Oh brother. I'm sorry to hear that you are second guessing your feelings on this one. Its your journal and you have a right to post whatever you would like except perhaps the name. I dont think anyone (including me) is really trying to bash dad but there is a legitimate issue there and I think you are dealing with it in a perfectly appropriate manner. Unlike myself who spent close to 20 years bashing the shit out of myself and a lot of other people for this and other reasons. It still fuels me to this day. A fact I am not proud of, but a fact nonetheless. What it all comes down to is this. Our father's influence (or lack thereof) did just as much for me in my formative years as that of any active participant in my life. I've been through a lot, but the fact is I wouldnt be who I am today if things had not happened just the way they did. And I like who I am today.

So thanks dad.

Happy father's day.

kevin said...

you and the offended are right on one point. there are posts where the name of my subject(s) adds or, sometimes, even defines the idea of the post. that was not the case on this one. it was an intentional release that was beside the point. my readers knew and know exactly who i am talking about. no need dumbing anything down for the sake of catharsis, right?

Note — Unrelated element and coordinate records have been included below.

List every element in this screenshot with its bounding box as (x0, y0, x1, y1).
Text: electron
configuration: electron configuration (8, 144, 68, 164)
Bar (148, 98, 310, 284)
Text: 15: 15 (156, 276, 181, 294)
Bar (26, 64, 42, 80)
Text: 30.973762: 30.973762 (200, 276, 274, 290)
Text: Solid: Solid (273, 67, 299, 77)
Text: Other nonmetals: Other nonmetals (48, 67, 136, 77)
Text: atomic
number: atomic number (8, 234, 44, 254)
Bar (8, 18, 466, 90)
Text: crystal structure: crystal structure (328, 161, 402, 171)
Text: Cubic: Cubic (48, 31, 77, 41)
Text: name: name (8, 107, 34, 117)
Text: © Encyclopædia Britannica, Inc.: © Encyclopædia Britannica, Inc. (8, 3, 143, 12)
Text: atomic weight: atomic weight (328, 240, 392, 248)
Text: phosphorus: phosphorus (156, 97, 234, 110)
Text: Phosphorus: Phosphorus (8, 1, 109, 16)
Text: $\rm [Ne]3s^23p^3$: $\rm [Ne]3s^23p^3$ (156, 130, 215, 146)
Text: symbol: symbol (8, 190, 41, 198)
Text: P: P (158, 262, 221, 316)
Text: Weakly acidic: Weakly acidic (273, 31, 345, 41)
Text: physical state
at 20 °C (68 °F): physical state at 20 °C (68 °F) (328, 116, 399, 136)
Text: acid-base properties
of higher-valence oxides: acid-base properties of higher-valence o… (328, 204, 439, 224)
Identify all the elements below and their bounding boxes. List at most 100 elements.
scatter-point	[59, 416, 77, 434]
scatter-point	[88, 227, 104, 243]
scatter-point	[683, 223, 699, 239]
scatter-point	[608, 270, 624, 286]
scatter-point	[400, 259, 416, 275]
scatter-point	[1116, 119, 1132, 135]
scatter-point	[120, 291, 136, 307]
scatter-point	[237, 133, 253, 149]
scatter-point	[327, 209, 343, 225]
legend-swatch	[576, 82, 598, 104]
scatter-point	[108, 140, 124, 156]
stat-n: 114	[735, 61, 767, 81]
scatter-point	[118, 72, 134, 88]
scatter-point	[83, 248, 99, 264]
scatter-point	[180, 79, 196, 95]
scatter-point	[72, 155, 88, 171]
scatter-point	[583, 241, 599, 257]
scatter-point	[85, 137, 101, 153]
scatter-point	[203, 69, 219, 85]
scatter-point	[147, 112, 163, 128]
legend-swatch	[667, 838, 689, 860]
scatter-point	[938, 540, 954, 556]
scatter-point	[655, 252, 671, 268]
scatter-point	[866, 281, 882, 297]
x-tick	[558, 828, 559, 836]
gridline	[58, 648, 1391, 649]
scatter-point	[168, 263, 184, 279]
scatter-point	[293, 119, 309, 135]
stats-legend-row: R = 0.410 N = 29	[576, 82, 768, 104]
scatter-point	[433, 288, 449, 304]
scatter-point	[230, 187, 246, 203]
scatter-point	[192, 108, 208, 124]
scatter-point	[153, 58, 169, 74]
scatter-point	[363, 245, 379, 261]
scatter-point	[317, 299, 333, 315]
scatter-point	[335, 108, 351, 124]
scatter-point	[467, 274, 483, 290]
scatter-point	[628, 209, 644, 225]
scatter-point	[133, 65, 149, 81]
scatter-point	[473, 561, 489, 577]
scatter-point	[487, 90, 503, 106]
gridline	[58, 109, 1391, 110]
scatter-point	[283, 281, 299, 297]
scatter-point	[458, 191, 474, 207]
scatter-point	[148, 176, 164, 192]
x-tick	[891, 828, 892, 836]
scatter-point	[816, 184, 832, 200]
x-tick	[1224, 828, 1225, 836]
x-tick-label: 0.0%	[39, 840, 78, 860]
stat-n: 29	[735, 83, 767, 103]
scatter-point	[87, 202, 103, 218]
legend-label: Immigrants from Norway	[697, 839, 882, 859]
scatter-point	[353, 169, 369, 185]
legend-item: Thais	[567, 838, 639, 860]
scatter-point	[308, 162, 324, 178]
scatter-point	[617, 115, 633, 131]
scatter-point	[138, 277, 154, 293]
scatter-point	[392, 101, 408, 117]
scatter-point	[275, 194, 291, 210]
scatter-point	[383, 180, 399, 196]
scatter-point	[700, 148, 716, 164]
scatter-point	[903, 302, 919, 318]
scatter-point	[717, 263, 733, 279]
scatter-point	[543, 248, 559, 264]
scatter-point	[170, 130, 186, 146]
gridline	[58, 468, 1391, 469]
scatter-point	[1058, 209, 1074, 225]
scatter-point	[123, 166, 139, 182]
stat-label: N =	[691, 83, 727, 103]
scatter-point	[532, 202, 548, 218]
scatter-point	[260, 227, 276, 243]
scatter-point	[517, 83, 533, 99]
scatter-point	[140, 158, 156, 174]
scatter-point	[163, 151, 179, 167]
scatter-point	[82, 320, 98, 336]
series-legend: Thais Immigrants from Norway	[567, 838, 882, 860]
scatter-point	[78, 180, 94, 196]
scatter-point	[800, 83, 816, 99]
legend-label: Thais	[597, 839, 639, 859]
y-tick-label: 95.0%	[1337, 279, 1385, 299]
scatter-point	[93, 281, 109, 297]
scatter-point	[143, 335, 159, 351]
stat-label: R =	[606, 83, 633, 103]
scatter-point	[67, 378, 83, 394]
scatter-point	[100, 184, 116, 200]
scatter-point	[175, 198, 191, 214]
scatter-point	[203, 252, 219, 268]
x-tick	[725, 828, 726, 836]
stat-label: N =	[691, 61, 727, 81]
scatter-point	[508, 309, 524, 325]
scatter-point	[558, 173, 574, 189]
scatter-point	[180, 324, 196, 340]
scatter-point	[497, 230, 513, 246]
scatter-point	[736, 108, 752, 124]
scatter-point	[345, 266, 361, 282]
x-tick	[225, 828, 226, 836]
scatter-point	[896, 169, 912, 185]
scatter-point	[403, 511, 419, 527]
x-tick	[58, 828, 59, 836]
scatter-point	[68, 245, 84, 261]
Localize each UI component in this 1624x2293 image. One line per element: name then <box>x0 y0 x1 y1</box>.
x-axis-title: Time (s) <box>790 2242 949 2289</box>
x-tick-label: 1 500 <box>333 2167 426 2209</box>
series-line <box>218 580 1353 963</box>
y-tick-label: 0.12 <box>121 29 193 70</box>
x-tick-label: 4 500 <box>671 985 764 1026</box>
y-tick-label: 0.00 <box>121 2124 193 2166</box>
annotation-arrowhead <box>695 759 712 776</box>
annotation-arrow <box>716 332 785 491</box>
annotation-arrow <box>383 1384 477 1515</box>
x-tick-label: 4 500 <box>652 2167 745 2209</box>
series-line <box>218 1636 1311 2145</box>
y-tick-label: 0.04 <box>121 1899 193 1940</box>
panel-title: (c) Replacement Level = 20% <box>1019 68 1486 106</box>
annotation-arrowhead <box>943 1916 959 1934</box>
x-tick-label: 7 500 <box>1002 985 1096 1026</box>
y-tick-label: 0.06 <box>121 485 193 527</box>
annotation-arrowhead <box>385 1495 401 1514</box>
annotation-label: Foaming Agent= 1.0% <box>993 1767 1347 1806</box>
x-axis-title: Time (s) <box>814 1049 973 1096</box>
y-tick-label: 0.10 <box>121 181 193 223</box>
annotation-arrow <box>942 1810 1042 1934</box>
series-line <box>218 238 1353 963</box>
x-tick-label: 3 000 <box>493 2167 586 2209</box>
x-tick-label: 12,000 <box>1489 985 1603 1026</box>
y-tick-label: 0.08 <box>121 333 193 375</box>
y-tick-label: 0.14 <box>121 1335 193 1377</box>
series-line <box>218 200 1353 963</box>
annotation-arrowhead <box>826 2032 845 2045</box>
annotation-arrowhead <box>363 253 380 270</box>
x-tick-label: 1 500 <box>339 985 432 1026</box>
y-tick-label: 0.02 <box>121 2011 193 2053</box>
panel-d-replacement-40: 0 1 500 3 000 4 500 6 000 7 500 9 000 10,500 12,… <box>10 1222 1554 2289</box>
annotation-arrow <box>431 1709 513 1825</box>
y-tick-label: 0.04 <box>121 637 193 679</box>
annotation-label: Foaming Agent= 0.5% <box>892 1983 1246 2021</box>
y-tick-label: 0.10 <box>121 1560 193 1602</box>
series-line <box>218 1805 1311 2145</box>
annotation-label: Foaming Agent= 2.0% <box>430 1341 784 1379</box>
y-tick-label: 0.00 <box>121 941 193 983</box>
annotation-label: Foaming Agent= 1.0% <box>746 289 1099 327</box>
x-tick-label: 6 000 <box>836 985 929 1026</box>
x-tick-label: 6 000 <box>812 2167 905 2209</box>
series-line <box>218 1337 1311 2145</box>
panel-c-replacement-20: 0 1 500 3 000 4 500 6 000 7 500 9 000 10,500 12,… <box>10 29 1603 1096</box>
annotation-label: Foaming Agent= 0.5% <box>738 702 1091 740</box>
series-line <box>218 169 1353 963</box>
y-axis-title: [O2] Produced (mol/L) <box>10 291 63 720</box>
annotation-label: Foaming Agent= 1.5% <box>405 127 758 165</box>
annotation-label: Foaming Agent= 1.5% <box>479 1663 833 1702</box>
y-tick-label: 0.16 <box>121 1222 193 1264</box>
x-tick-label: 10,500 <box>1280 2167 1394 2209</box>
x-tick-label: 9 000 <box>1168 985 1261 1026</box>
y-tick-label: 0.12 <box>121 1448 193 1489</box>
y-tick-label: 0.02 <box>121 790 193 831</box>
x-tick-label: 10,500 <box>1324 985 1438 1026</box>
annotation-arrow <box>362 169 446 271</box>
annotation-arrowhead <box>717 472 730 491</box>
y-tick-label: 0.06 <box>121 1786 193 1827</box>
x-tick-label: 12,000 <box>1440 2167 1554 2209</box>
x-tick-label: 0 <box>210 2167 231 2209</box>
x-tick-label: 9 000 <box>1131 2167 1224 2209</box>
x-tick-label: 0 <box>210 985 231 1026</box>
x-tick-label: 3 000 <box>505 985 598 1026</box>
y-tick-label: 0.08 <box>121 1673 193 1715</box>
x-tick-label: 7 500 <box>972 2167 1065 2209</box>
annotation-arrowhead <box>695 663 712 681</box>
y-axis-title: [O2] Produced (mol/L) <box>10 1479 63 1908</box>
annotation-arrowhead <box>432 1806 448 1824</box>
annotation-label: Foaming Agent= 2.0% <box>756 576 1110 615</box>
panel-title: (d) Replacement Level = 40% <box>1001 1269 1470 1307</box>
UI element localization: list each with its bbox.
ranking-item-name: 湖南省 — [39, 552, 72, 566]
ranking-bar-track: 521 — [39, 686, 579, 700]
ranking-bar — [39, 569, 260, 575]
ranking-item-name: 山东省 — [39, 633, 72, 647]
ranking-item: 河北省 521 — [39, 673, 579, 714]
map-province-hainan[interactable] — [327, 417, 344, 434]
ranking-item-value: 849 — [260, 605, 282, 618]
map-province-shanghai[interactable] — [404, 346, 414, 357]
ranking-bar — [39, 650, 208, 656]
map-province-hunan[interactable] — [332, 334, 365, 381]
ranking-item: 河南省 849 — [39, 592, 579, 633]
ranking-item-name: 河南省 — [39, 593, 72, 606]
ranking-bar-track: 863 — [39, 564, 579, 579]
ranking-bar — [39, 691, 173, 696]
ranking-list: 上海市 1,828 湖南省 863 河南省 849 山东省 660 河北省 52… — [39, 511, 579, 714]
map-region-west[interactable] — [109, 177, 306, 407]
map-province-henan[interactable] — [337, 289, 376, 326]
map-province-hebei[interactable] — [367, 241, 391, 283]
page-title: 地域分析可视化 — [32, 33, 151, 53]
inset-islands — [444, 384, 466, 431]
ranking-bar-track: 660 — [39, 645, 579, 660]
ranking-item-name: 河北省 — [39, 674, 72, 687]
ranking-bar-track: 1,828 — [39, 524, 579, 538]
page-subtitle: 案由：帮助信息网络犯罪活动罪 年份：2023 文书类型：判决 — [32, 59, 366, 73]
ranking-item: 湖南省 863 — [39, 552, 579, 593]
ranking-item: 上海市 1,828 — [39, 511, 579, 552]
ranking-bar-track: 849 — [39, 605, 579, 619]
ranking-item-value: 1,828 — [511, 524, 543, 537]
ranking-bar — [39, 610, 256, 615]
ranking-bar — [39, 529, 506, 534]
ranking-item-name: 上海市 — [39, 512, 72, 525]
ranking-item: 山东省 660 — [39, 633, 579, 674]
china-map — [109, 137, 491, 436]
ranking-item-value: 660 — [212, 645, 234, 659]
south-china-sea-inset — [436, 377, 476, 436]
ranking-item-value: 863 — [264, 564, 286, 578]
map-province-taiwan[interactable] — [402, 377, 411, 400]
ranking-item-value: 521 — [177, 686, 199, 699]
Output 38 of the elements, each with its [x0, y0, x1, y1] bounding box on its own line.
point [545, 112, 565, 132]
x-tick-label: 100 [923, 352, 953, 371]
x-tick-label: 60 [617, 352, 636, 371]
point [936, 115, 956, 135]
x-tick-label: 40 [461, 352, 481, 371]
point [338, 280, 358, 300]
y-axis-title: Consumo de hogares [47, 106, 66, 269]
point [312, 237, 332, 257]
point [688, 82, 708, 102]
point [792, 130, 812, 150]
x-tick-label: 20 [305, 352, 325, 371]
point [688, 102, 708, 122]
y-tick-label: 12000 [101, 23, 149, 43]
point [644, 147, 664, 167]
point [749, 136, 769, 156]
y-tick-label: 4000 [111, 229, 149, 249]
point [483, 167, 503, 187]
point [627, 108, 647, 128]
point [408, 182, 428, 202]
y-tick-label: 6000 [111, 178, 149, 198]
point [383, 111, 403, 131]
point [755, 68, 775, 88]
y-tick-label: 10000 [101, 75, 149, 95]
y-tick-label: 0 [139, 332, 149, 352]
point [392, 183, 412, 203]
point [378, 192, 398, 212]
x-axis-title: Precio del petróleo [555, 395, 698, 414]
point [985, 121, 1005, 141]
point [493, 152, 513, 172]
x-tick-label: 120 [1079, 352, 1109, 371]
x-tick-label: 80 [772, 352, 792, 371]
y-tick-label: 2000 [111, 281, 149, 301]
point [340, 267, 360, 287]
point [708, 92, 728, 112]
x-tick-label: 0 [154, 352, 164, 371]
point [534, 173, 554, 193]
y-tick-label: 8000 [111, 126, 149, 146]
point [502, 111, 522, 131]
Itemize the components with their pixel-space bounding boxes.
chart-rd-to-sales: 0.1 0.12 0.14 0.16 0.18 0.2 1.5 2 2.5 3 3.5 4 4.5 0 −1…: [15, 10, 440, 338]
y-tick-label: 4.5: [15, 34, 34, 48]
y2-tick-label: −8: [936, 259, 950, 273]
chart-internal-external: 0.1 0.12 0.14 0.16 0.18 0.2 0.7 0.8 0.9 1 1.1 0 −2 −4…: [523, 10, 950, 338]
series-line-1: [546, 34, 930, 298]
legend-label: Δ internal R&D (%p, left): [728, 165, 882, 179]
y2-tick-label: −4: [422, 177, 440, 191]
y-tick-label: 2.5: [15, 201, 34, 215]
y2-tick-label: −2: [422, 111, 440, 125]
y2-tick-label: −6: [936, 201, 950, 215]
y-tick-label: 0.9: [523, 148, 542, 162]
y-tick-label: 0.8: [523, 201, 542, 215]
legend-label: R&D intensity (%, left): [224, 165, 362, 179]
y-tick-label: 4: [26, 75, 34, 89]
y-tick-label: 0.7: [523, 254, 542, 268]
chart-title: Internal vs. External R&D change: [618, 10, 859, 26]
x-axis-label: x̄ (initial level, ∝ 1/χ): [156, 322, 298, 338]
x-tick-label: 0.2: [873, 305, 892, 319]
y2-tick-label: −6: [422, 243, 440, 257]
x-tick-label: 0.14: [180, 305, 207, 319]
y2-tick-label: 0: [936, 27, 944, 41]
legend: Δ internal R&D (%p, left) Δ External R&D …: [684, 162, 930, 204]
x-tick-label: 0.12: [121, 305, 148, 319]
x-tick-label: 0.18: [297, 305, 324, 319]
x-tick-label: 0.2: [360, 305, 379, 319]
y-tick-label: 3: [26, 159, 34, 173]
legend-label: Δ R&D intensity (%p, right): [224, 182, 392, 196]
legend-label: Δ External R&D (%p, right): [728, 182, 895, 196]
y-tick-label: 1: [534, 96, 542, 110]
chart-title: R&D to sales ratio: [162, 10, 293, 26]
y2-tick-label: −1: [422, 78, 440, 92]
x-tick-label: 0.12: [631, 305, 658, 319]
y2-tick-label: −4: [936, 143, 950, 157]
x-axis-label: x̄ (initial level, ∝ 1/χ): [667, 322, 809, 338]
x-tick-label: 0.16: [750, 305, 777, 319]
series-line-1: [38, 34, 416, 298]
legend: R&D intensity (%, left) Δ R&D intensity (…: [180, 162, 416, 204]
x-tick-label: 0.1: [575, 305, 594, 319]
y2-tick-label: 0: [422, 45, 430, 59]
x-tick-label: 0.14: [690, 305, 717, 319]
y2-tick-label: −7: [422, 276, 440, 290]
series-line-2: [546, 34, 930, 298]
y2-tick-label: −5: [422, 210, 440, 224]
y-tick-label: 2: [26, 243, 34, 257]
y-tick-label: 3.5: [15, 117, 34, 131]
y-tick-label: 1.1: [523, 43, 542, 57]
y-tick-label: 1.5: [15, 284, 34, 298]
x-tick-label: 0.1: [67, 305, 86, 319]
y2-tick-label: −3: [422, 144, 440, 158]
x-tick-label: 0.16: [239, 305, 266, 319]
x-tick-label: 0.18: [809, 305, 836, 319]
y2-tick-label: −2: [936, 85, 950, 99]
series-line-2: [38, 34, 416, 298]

in that regard, i'll own up to the critique. for the rest of the edits, i'll eat them for now. this is the very first favor "the concerned" has ever asked me for, so out of respect for them, i'm ok with making them feel better about things.

that "the concerned" felt themself a better judge of what is or isn't appropriate in this particular situation was an innocent and ignorant mistake (i hope.), not a malicious one.

i am proud and honored that i share the true side of this story with you, brian. we may be outnumbered, but if i am going to burn, i'll burn with you.